Turning it up to eleven

Yesterday I watched live coverage of the UK Supreme Court’s unanimous and damning verdict. By an 11-0 margin, they ruled that Boris Johnson’s suspension of parliament for five weeks was unlawful. Yikes. I never expected that for one minute. I mean, silencing parliament for more than a month just so you get your own way should bloody well be unlawful, but the law so often makes little sense. Lady Hale wore a very striking (and symbolic?) spider brooch as she read out the decision, and she bore a slight resemblance to my grandmother at a similar age. This latest episode in the Brexit saga has brought to the fore a pair of eleven-letter words that I wouldn’t like to have to say once I’d had a few (which hardly ever happens these days): prorogation and justiciable. To be honest I’m not entirely sure how to pronounce the latter of these even though it’s 9am and I’m stone-cold sober. I think I’d go with /dʒʌˈstɪʃəbᵊl/ (jus-TI-shuh-buhl), but it’s a weird word.

Boris was in America yesterday. He met Donald Trump, and the two of them are looking more and more alike. Trump now has a pair of eleven-letter words of his own to contend with: impeachment proceedings. (OK, an impeachment inquiry.) I was hoping it would never come to this, mainly because the impeachment process, if that’s what we get, may well galvanise support for Trump. Then on Monday we had 16-year-old climate activist Greta Thunberg giving a very powerful and emotional speech in front of the likes of Trump. So much has happened already this week and we’re less than half-way through.

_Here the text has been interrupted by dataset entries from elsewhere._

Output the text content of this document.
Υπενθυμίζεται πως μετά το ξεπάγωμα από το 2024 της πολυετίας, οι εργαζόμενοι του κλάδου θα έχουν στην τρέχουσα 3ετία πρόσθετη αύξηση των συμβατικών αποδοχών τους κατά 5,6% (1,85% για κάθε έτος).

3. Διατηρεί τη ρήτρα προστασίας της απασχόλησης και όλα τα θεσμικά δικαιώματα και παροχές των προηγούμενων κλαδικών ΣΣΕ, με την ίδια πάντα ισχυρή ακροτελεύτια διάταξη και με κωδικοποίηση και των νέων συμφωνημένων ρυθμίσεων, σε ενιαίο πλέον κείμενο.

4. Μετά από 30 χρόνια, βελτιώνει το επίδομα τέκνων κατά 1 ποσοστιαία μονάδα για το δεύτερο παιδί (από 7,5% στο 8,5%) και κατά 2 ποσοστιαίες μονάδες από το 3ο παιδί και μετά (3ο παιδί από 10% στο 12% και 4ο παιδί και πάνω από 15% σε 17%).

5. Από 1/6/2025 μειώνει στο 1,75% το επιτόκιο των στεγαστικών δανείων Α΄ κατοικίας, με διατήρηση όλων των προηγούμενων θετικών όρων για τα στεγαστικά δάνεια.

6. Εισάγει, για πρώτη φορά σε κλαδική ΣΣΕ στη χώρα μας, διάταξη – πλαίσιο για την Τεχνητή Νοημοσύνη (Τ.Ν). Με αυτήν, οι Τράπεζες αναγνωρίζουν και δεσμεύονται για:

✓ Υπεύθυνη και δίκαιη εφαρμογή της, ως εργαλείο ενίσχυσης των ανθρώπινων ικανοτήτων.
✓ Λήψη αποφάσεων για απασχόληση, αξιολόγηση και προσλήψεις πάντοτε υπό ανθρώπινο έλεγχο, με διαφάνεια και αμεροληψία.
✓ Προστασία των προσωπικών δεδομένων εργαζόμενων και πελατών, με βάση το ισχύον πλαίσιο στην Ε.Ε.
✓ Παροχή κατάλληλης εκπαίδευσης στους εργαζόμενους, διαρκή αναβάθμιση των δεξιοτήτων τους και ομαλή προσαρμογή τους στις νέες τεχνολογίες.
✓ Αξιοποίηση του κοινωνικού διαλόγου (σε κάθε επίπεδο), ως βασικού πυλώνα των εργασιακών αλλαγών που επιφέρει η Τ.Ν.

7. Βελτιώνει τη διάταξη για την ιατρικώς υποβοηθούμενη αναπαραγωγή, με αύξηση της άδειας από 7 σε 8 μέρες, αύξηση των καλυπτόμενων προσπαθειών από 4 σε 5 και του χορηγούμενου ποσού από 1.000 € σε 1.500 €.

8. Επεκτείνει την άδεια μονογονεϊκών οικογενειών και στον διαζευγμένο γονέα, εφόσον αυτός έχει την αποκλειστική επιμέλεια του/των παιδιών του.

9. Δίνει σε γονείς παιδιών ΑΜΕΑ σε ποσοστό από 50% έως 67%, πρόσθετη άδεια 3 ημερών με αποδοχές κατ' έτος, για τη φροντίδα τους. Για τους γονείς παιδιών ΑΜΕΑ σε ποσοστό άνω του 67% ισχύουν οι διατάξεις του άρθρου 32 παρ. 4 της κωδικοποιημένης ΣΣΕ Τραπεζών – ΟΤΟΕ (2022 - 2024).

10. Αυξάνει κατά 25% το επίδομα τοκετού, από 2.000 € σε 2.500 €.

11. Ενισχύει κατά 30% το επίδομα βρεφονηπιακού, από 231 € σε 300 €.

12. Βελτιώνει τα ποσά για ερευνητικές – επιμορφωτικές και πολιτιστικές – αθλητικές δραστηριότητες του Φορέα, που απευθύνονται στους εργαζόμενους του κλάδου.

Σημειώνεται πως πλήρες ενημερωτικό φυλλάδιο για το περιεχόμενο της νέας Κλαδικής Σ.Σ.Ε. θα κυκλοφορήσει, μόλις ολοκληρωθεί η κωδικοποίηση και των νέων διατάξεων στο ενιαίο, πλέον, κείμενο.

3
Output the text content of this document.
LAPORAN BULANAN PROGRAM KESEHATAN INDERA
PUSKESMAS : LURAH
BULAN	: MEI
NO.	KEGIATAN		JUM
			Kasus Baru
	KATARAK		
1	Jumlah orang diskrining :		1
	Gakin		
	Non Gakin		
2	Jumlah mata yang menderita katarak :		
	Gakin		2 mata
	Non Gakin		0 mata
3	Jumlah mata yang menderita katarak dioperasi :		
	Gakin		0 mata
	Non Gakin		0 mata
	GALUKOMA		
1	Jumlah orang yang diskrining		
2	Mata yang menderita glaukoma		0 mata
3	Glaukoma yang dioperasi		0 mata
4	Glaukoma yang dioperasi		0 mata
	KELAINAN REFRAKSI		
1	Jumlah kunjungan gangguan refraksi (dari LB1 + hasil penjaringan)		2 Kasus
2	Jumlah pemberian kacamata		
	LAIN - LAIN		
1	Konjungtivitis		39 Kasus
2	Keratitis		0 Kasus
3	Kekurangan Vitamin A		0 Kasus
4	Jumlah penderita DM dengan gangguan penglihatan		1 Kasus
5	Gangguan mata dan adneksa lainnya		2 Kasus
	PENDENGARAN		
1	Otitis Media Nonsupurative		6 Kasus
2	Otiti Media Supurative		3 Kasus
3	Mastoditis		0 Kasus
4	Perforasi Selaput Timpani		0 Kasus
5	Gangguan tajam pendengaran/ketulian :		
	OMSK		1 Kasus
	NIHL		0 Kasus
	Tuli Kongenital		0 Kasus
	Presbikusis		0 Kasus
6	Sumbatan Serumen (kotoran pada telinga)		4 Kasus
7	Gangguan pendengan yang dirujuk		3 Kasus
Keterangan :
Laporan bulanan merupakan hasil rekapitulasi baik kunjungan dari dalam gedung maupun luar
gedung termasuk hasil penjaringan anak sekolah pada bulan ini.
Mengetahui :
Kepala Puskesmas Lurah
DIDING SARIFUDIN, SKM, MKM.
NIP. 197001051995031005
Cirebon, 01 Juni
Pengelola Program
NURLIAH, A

On Sunday I spoke to my parents. They’ve booked their flights to Europe; they’ll be coming this way in May and will stay here for ten weeks. Can’t wait. (But it is a very long wait.) They’ll be flying direct, which I warned Dad never to do. “But we’ll have three hours in Dubai,” Mum said. Bloody great. We ended up talking, for some reason, about the Māori language. In the three years I’ve been away, it seems to have exploded. Ring up your bank now, and apparently you get a Māori (or should I say Te Reo) lesson while you’re on hold. As if the god-awful music wasn’t bad enough. My parents and aunt and uncle resent all of this, and I don’t blame them. A lady in my apartment block just forwarded me a letter she’d sent to some MPs about our situation, and at the beginning and end of the letter she’d written a sentence in Māori, complete with macrons (which represent long vowels), like the one I’ve put on the a in Māori. This woman is 0% Māori, but presumably she thinks slipping into that tongue for a few lines will help her cause when dealing with politicians. It’s a beautiful, powerful language (and the argument that it isn’t a real language because it wasn’t originally written down is absurd), but Māorification seems to be going too far, and who knows where it will stop.

It’s real Autumn here now, and I don’t mind that at all. Spring and autumn in Timișoara are lovely.